- Born: Audrey Seligman 28 July 1907 London, England
- Died: 1990 (aged 82–83) Abingdon, Oxfordshire
- Education: Kunstgewerbeschule, Graz; Goldsmiths' College; University of Reading;
- Known for: Sculpture, pottery

= Audrey Blackman =

British artist (1907–1990)

Audrey Babette Blackman ( Seligman; 28 July 1907 – 17 July 1990) was a British sculptor and ceramist.

==Biography==
Blackman was born in London and raised in Leatherhead in Surrey by her parents, Hilda, a sculptor and author, and Richard Seligman, a chemical engineer. After attending Wimbledon High School in London, Blackman spent two years, from 1924, at a Kunstgewerbeschule in Graz in Austria before returning to England to study at Goldsmiths College School of Art until 1930 and then at the University of Reading from 1931 until 1935.

Blackman initially worked in bronze to produce small group pieces and figures but after World War II began using terracotta and stoneware before concentrating on creating ceramic figures. In her ceramic work, Blackman worked rolled and slabbed pieces of clay into figurines and, in 1978, published a handbook, Rolled Pottery Figures, on her technique. Later in her life she produced more abstract pieces, including paintings in both watercolour and gouache.
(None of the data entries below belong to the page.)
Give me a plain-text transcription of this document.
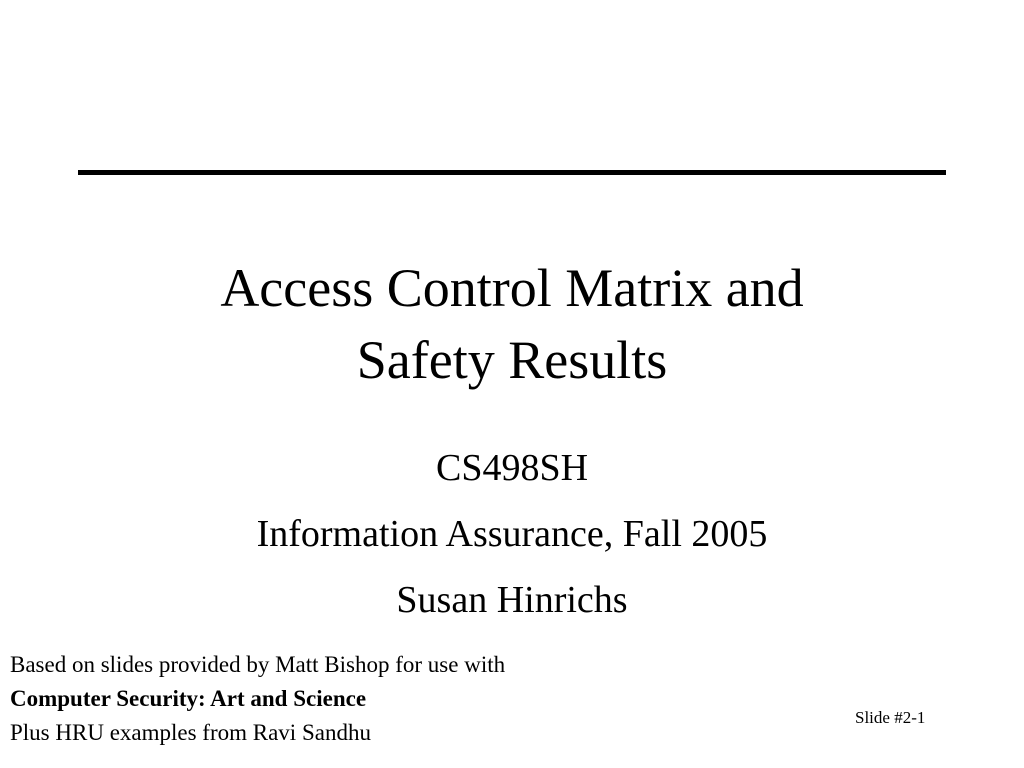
Access Control Matrix and
Safety Results
CS498SH
Information Assurance, Fall 2005
Susan Hinrichs
Based on slides provided by Matt Bishop for use with
Computer Security: Art and Science
Plus HRU examples from Ravi Sandhu
Slide #2-1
Blackman was a regular exhibitor with the Society of Women Artists, SWA, and at the Royal Academy in London. She showed some 48 works with the SWA between 1939 and 1971 and was elected an associate member in 1952 and a full member in 1961. Seventeen works by Blackman were included in Royal Academy exhibitions between 1938 and 1960. She also exhibited on at least one occasion at the Royal Glasgow Institute of the Fine Arts and was a member of the Art Workers Guild. Blackman was active in several bodies promoting arts and crafts including the International Academy of Ceramics, the Craft Advisory Committee and the Federation of British Craft Societies.

Living in Boar's Hill near Oxford, she married Geoffrey Blackman, the Sibthorpian professor of rural economy at Oxford University, and she was long associated with that University's St Cross College, where several examples of her sculpture and pottery are held and a room is named in her memory.